January 5, 2015 / 12:37 PM / in 3 years

Btp in calo con Bund dopo volo seduta venerdì, attesa dati inflazione

MILANO (Reuters) - Si vede una tendenza al rialzo dei rendimenti sul secondario italiano, e in generale sui titoli di Stato della zona euro, dopo i minimi toccati venerdì sulla scia delle dichiaraizoni rilasciate dal governatore Bce Mario Draghi.

“È un tentativo di rialzo dei rendimenti, ma si tratta per lo più di prese di profitto dopo il recente rally”, dice Vincenzo Longo, strategist di Ig.

In un’intervista al quotidiano tedesco Handelsblatt pubblicata venerdì, Draghi ha fatto riferimento alla prospettiva di un ‘quantitative easing’ da parte della Bce sui governativi. Questo ha dato slancio alla prima seduta dell’anno, che ha visto i future sui decennali di riferimento italiano e tedesco toccare i massimi di contratto rispettivamente a 137,00 e 156,57 e i rendimenti dei titoli toccare minimi record.

“Sul mercato regna adesso l’attesa del meeting della Bce in agenda il 22 gennaio, ci si aspetta un annuncio dell’estensione del ‘quantitative easing’. Con particolare attenzione si guarderà anche ai dati sull’inflaizone tedesca in dicembre, che verranno pubblicati oggi, e a quelli sull’inflazione della zona euro, in calendario mercoledì”, dice ancora Longo.

Lo strategist ricorda che Draghi, nell’intervista all’Handelsblatt, ha osservato come i rischi di deflazione, pur restando relativamente limitati, siano tuttavia aumentati negli ultimi sei mesi.

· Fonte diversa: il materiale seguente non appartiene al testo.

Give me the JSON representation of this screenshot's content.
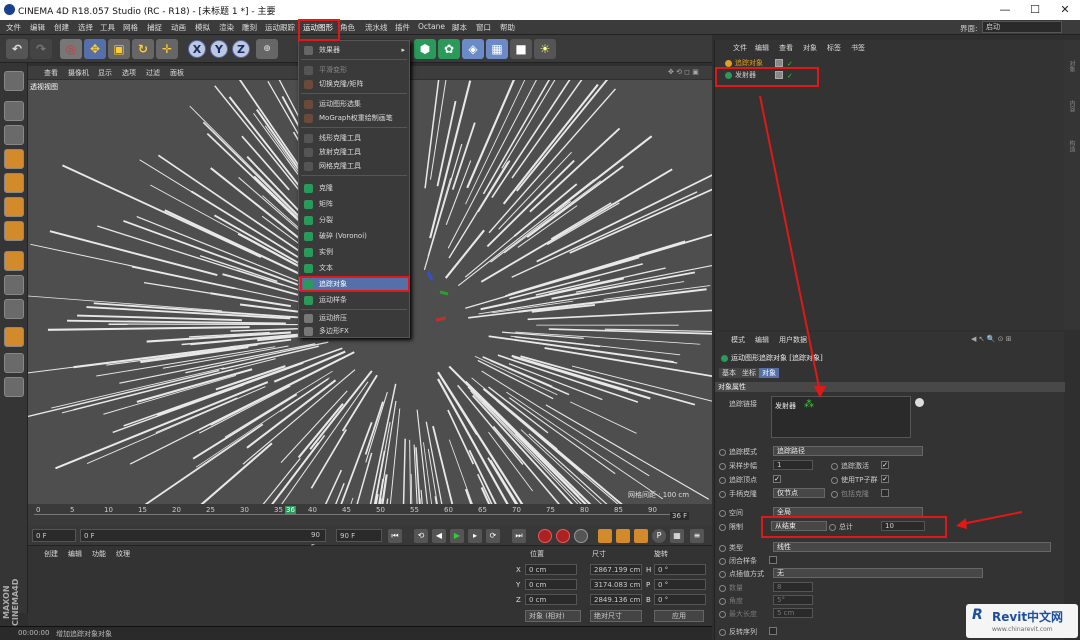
{
  "window": {
    "title": "CINEMA 4D R18.057 Studio (RC - R18) - [未标题 1 *] - 主要",
    "min": "—",
    "max": "☐",
    "close": "✕"
  },
  "menubar": {
    "items": [
      "文件",
      "编辑",
      "创建",
      "选择",
      "工具",
      "网格",
      "捕捉",
      "动画",
      "模拟",
      "渲染",
      "雕刻",
      "运动跟踪",
      "运动图形",
      "角色",
      "流水线",
      "插件",
      "Octane",
      "脚本",
      "窗口",
      "帮助"
    ],
    "layout_label": "界面:",
    "layout_value": "启动"
  },
  "viewport": {
    "menu": [
      "查看",
      "摄像机",
      "显示",
      "选项",
      "过滤",
      "面板"
    ],
    "label": "透视视图",
    "grid": "网格间距 : 100 cm"
  },
  "timeline": {
    "ticks": [
      "0",
      "5",
      "10",
      "15",
      "20",
      "25",
      "30",
      "35",
      "36",
      "40",
      "45",
      "50",
      "55",
      "60",
      "65",
      "70",
      "75",
      "80",
      "85",
      "90"
    ],
    "end": "36 F"
  },
  "playbar": {
    "start": "0 F",
    "cur": "0 F",
    "end1": "90 F",
    "end2": "90 F"
  },
  "material": {
    "menu": [
      "创建",
      "编辑",
      "功能",
      "纹理"
    ]
  },
  "coords": {
    "headers": [
      "位置",
      "尺寸",
      "旋转"
    ],
    "rows": [
      {
        "a": "X",
        "p": "0 cm",
        "s": "2867.199 cm",
        "r": "H",
        "rv": "0 °"
      },
      {
        "a": "Y",
        "p": "0 cm",
        "s": "3174.083 cm",
        "r": "P",
        "rv": "0 °"
      },
      {
        "a": "Z",
        "p": "0 cm",
        "s": "2849.136 cm",
        "r": "B",
        "rv": "0 °"
      }
    ],
    "mode": "对象 (相对)",
    "size_mode": "绝对尺寸",
    "apply": "应用"
  },
  "status": {
    "time": "00:00:00",
    "msg": "增加追踪对象对象"
  },
  "objects": {
    "menu": [
      "文件",
      "编辑",
      "查看",
      "对象",
      "标签",
      "书签"
    ],
    "items": [
      {
        "name": "追踪对象",
        "color": "#e0a020"
      },
      {
        "name": "发射器",
        "color": "#2a9a5a"
      }
    ]
  },
  "attributes": {
    "menu": [
      "模式",
      "编辑",
      "用户数据"
    ],
    "title": "运动图形追踪对象 [追踪对象]",
    "tabs": [
      "基本",
      "坐标",
      "对象"
    ],
    "section": "对象属性",
    "trace_link_label": "追踪链接",
    "trace_link_value": "发射器",
    "trace_mode_label": "追踪模式",
    "trace_mode_value": "追踪路径",
    "sample_label": "采样步幅",
    "sample_value": "1",
    "trace_active_label": "追踪激活",
    "trace_vertex_label": "追踪顶点",
    "use_tp_label": "使用TP子群",
    "hand_clone_label": "手柄克隆",
    "hand_clone_value": "仅节点",
    "link_clone_label": "包括克隆",
    "space_label": "空间",
    "space_value": "全局",
    "limit_label": "限制",
    "limit_value": "从结束",
    "total_label": "总计",
    "total_value": "10",
    "type_label": "类型",
    "type_value": "线性",
    "close_spline_label": "闭合样条",
    "interp_label": "点插值方式",
    "interp_value": "无",
    "count_label": "数量",
    "count_value": "8",
    "angle_label": "角度",
    "angle_value": "5°",
    "maxlen_label": "最大长度",
    "maxlen_value": "5 cm",
    "reverse_label": "反转序列"
  },
  "dropdown": {
    "header": "效果器",
    "items": [
      {
        "label": "克隆",
        "dim": false
      },
      {
        "label": "矩阵",
        "dim": false
      },
      {
        "label": "分裂",
        "dim": false
      },
      {
        "label": "破碎 (Voronoi)",
        "dim": false
      },
      {
        "label": "实例",
        "dim": false
      },
      {
        "label": "文本",
        "dim": false
      },
      {
        "label": "追踪对象",
        "dim": false
      },
      {
        "label": "运动样条",
        "dim": false
      },
      {
        "label": "运动挤压",
        "dim": false
      },
      {
        "label": "多边形FX",
        "dim": false
      }
    ],
    "top_items": [
      {
        "label": "平滑变形",
        "dim": true
      },
      {
        "label": "切换克隆/矩阵",
        "dim": false
      },
      {
        "label": "运动图形选集",
        "dim": false
      },
      {
        "label": "MoGraph权重绘制画笔",
        "dim": false
      },
      {
        "label": "线形克隆工具",
        "dim": false
      },
      {
        "label": "放射克隆工具",
        "dim": false
      },
      {
        "label": "网格克隆工具",
        "dim": false
      }
    ]
  },
  "watermark": {
    "brand": "Revit中文网",
    "url": "www.chinarevit.com",
    "r": "R"
  }
}
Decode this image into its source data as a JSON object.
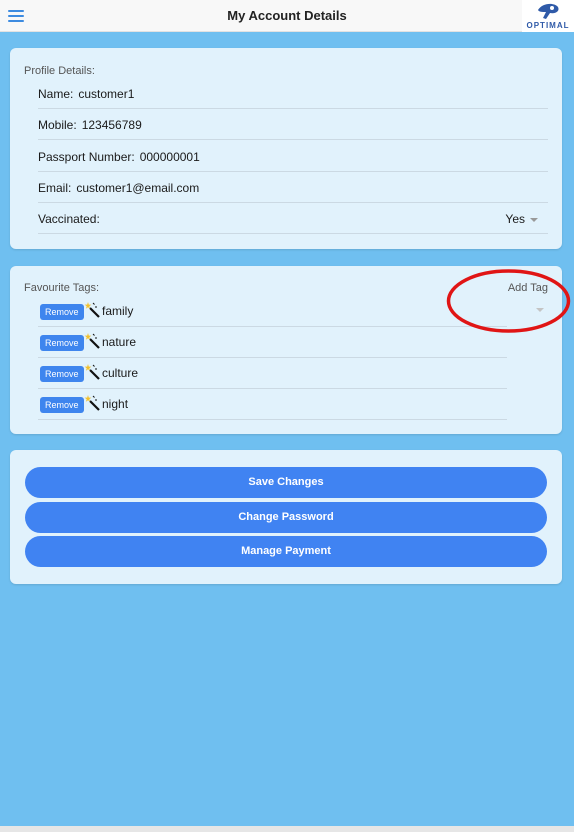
{
  "header": {
    "title": "My Account Details",
    "logo_text": "OPTIMAL",
    "menu_icon": "hamburger-menu-icon"
  },
  "profile": {
    "section_label": "Profile Details:",
    "fields": [
      {
        "label": "Name:",
        "value": "customer1"
      },
      {
        "label": "Mobile:",
        "value": "123456789"
      },
      {
        "label": "Passport Number:",
        "value": "000000001"
      },
      {
        "label": "Email:",
        "value": "customer1@email.com"
      }
    ],
    "vaccinated": {
      "label": "Vaccinated:",
      "value": "Yes"
    }
  },
  "tags": {
    "section_label": "Favourite Tags:",
    "add_label": "Add Tag",
    "remove_label": "Remove",
    "tag_icon": "magic-wand-icon",
    "items": [
      "family",
      "nature",
      "culture",
      "night"
    ]
  },
  "actions": {
    "save": "Save Changes",
    "change_password": "Change Password",
    "manage_payment": "Manage Payment"
  },
  "colors": {
    "background": "#6fbff0",
    "card": "#e1f2fc",
    "button": "#4083f2",
    "annotation": "#e01515"
  }
}
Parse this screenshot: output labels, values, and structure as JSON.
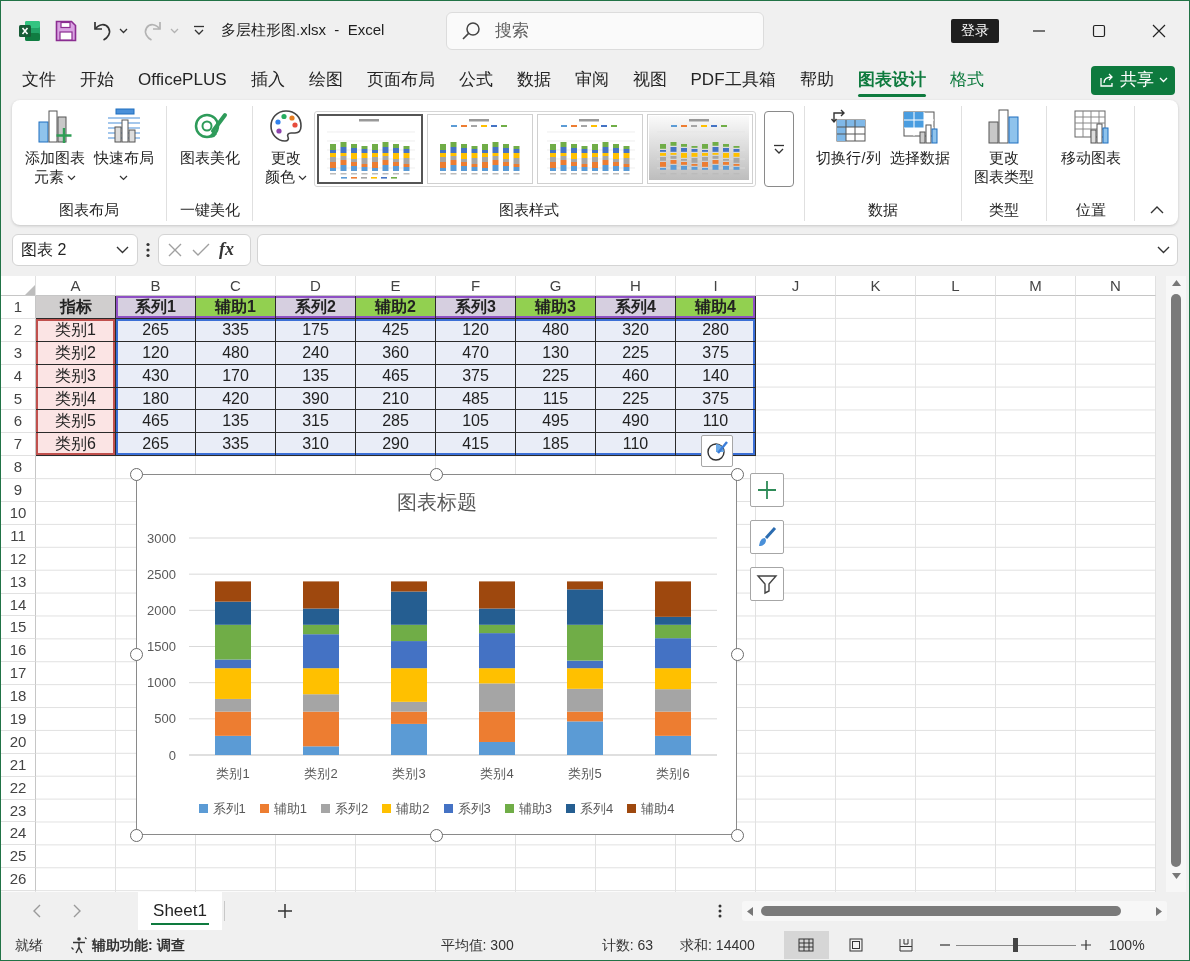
{
  "window": {
    "title": "多层柱形图.xlsx  -  Excel",
    "search_placeholder": "搜索",
    "sign_in": "登录"
  },
  "quick_access": [
    {
      "kind": "save",
      "disabled": false
    },
    {
      "kind": "undo",
      "disabled": false
    },
    {
      "kind": "redo",
      "disabled": true
    }
  ],
  "ribbon_tabs": [
    {
      "label": "文件",
      "selected": false,
      "contextual": false
    },
    {
      "label": "开始",
      "selected": false,
      "contextual": false
    },
    {
      "label": "OfficePLUS",
      "selected": false,
      "contextual": false
    },
    {
      "label": "插入",
      "selected": false,
      "contextual": false
    },
    {
      "label": "绘图",
      "selected": false,
      "contextual": false
    },
    {
      "label": "页面布局",
      "selected": false,
      "contextual": false
    },
    {
      "label": "公式",
      "selected": false,
      "contextual": false
    },
    {
      "label": "数据",
      "selected": false,
      "contextual": false
    },
    {
      "label": "审阅",
      "selected": false,
      "contextual": false
    },
    {
      "label": "视图",
      "selected": false,
      "contextual": false
    },
    {
      "label": "PDF工具箱",
      "selected": false,
      "contextual": false
    },
    {
      "label": "帮助",
      "selected": false,
      "contextual": false
    },
    {
      "label": "图表设计",
      "selected": true,
      "contextual": true
    },
    {
      "label": "格式",
      "selected": false,
      "contextual": true
    }
  ],
  "share_button": "共享",
  "ribbon_groups": [
    {
      "label": "图表布局",
      "buttons": [
        {
          "lines": [
            "添加图表",
            "元素"
          ],
          "dropdown": true
        },
        {
          "lines": [
            "快速布局"
          ],
          "dropdown": true
        }
      ]
    },
    {
      "label": "一键美化",
      "buttons": [
        {
          "lines": [
            "图表美化"
          ],
          "dropdown": false
        }
      ]
    },
    {
      "label": "图表样式",
      "buttons": [
        {
          "lines": [
            "更改",
            "颜色"
          ],
          "dropdown": true
        }
      ],
      "gallery": [
        {
          "selected": true
        },
        {
          "selected": false
        },
        {
          "selected": false
        },
        {
          "selected": false
        }
      ]
    },
    {
      "label": "数据",
      "buttons": [
        {
          "lines": [
            "切换行/列"
          ],
          "dropdown": false
        },
        {
          "lines": [
            "选择数据"
          ],
          "dropdown": false
        }
      ]
    },
    {
      "label": "类型",
      "buttons": [
        {
          "lines": [
            "更改",
            "图表类型"
          ],
          "dropdown": false
        }
      ]
    },
    {
      "label": "位置",
      "buttons": [
        {
          "lines": [
            "移动图表"
          ],
          "dropdown": false
        }
      ]
    }
  ],
  "formula_bar": {
    "name_box": "图表 2",
    "function_label": "fx"
  },
  "sheet": {
    "columns": [
      "A",
      "B",
      "C",
      "D",
      "E",
      "F",
      "G",
      "H",
      "I",
      "J",
      "K",
      "L",
      "M",
      "N"
    ],
    "row_numbers": [
      "1",
      "2",
      "3",
      "4",
      "5",
      "6",
      "7",
      "8",
      "9",
      "10",
      "11",
      "12",
      "13",
      "14",
      "15",
      "16",
      "17",
      "18",
      "19",
      "20",
      "21",
      "22",
      "23",
      "24",
      "25",
      "26"
    ],
    "cells": [
      [
        {
          "text": "指标",
          "color": "#d0cece"
        },
        {
          "text": "系列1",
          "color": "#d6cfe0"
        },
        {
          "text": "辅助1",
          "color": "#92d050"
        },
        {
          "text": "系列2",
          "color": "#d6cfe0"
        },
        {
          "text": "辅助2",
          "color": "#92d050"
        },
        {
          "text": "系列3",
          "color": "#d6cfe0"
        },
        {
          "text": "辅助3",
          "color": "#92d050"
        },
        {
          "text": "系列4",
          "color": "#d6cfe0"
        },
        {
          "text": "辅助4",
          "color": "#92d050"
        }
      ],
      [
        "类别1",
        "265",
        "335",
        "175",
        "425",
        "120",
        "480",
        "320",
        "280"
      ],
      [
        "类别2",
        "120",
        "480",
        "240",
        "360",
        "470",
        "130",
        "225",
        "375"
      ],
      [
        "类别3",
        "430",
        "170",
        "135",
        "465",
        "375",
        "225",
        "460",
        "140"
      ],
      [
        "类别4",
        "180",
        "420",
        "390",
        "210",
        "485",
        "115",
        "225",
        "375"
      ],
      [
        "类别5",
        "465",
        "135",
        "315",
        "285",
        "105",
        "495",
        "490",
        "110"
      ],
      [
        "类别6",
        "265",
        "335",
        "310",
        "290",
        "415",
        "185",
        "110"
      ]
    ]
  },
  "chart": {
    "selected": true,
    "chart_data": {
      "type": "bar",
      "title": "图表标题",
      "stacked": true,
      "grid": true,
      "legend": "bottom",
      "categories": [
        "类别1",
        "类别2",
        "类别3",
        "类别4",
        "类别5",
        "类别6"
      ],
      "series": [
        {
          "name": "系列1",
          "color": "#5b9bd5",
          "values": [
            265,
            120,
            430,
            180,
            465,
            265
          ]
        },
        {
          "name": "辅助1",
          "color": "#ed7d31",
          "values": [
            335,
            480,
            170,
            420,
            135,
            335
          ]
        },
        {
          "name": "系列2",
          "color": "#a5a5a5",
          "values": [
            175,
            240,
            135,
            390,
            315,
            310
          ]
        },
        {
          "name": "辅助2",
          "color": "#ffc000",
          "values": [
            425,
            360,
            465,
            210,
            285,
            290
          ]
        },
        {
          "name": "系列3",
          "color": "#4472c4",
          "values": [
            120,
            470,
            375,
            485,
            105,
            415
          ]
        },
        {
          "name": "辅助3",
          "color": "#70ad47",
          "values": [
            480,
            130,
            225,
            115,
            495,
            185
          ]
        },
        {
          "name": "系列4",
          "color": "#255e91",
          "values": [
            320,
            225,
            460,
            225,
            490,
            110
          ]
        },
        {
          "name": "辅助4",
          "color": "#9e480e",
          "values": [
            280,
            375,
            140,
            375,
            110,
            490
          ]
        }
      ],
      "ylim": [
        0,
        3000
      ],
      "yticks": [
        0,
        500,
        1000,
        1500,
        2000,
        2500,
        3000
      ]
    }
  },
  "sheet_tabs": [
    {
      "label": "Sheet1",
      "selected": true
    }
  ],
  "status_bar": {
    "mode": "就绪",
    "accessibility": "辅助功能: 调查",
    "average": "平均值: 300",
    "count": "计数: 63",
    "sum": "求和: 14400",
    "views": [
      {
        "selected": true
      },
      {
        "selected": false
      },
      {
        "selected": false
      }
    ],
    "zoom": {
      "level": 0.5,
      "reading": "100%"
    }
  }
}
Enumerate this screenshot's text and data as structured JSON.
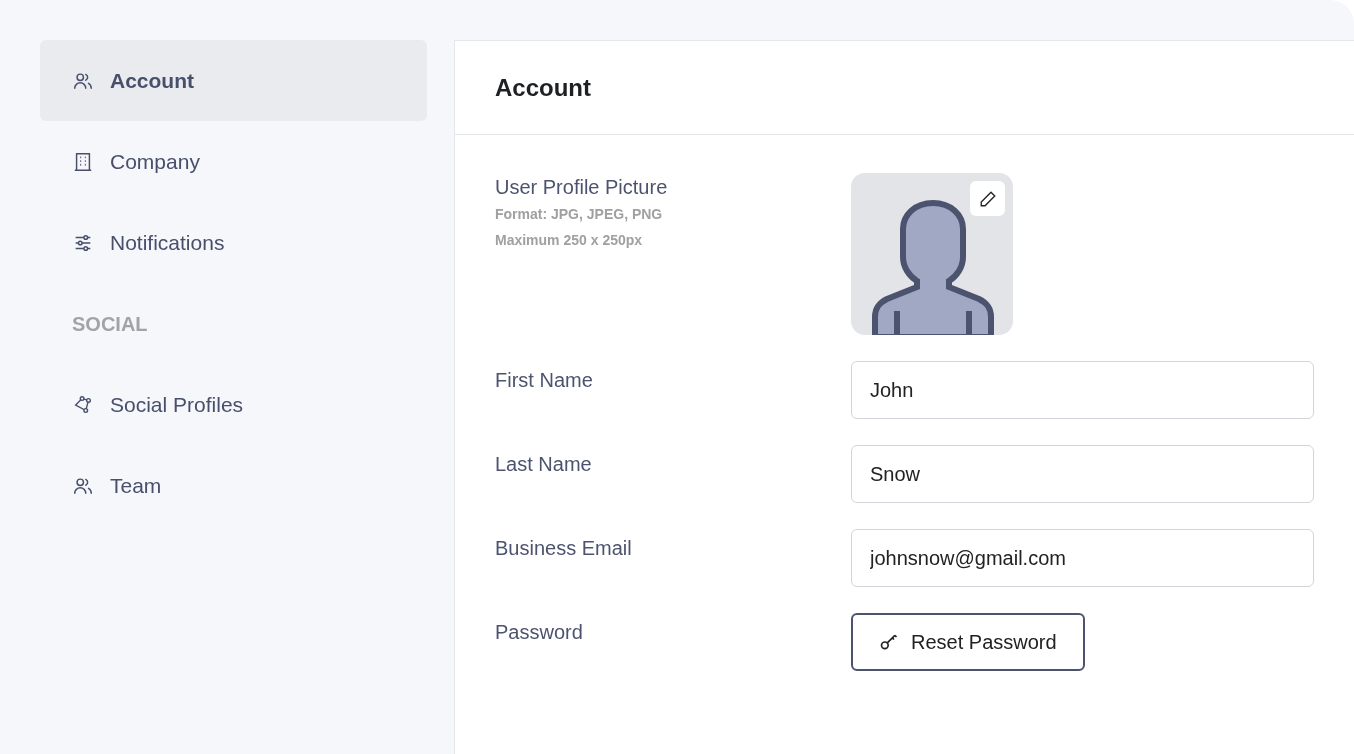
{
  "sidebar": {
    "items": [
      {
        "kind": "link",
        "label": "Account",
        "selected": true
      },
      {
        "kind": "link",
        "label": "Company",
        "selected": false
      },
      {
        "kind": "link",
        "label": "Notifications",
        "selected": false
      },
      {
        "kind": "heading",
        "label": "SOCIAL"
      },
      {
        "kind": "link",
        "label": "Social Profiles",
        "selected": false
      },
      {
        "kind": "link",
        "label": "Team",
        "selected": false
      }
    ]
  },
  "panel": {
    "title": "Account",
    "profile_picture": {
      "label": "User Profile Picture",
      "hints": [
        "Format: JPG, JPEG, PNG",
        "Maximum 250 x 250px"
      ]
    },
    "fields": [
      {
        "label": "First Name",
        "value": "John"
      },
      {
        "label": "Last Name",
        "value": "Snow"
      },
      {
        "label": "Business Email",
        "value": "johnsnow@gmail.com"
      }
    ],
    "password": {
      "label": "Password",
      "button": "Reset Password"
    }
  }
}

Stando ai dati già pubblicati provenienti da diversi Lander tedeschi, l’inflazione in Germania ha registrato un ulteriore rallentamento in dicembre. Questo non fa che accrescere le pressioni sulla Bce affinché annunci nuove misure non convenzionali al meeting del 22.

Per quanto riguarda le cifre relative all’inflazione della zona euro in dicembre attese per mercoledì, le previsioni sarebbero per un altro rallentamento in termini tendenziali, con attese di un -0,1%. “Ma è chiaro che un dato inferiore alle attese proveniente oggi dalla Germania potrebbe determinare un rafforzamento delle attese di un’inflazione debole della zona euro, quindi della aspettative di ‘QE’ e di conseguenza un rialzo dei titoli di Stato”, dice ancora Longo.

Venerdì il decennale italiano aveva aggiornato i minimi storici a 1,756% e il Bobl aveva visto per la prima volta un rendimento negativo, fino a 0,007%.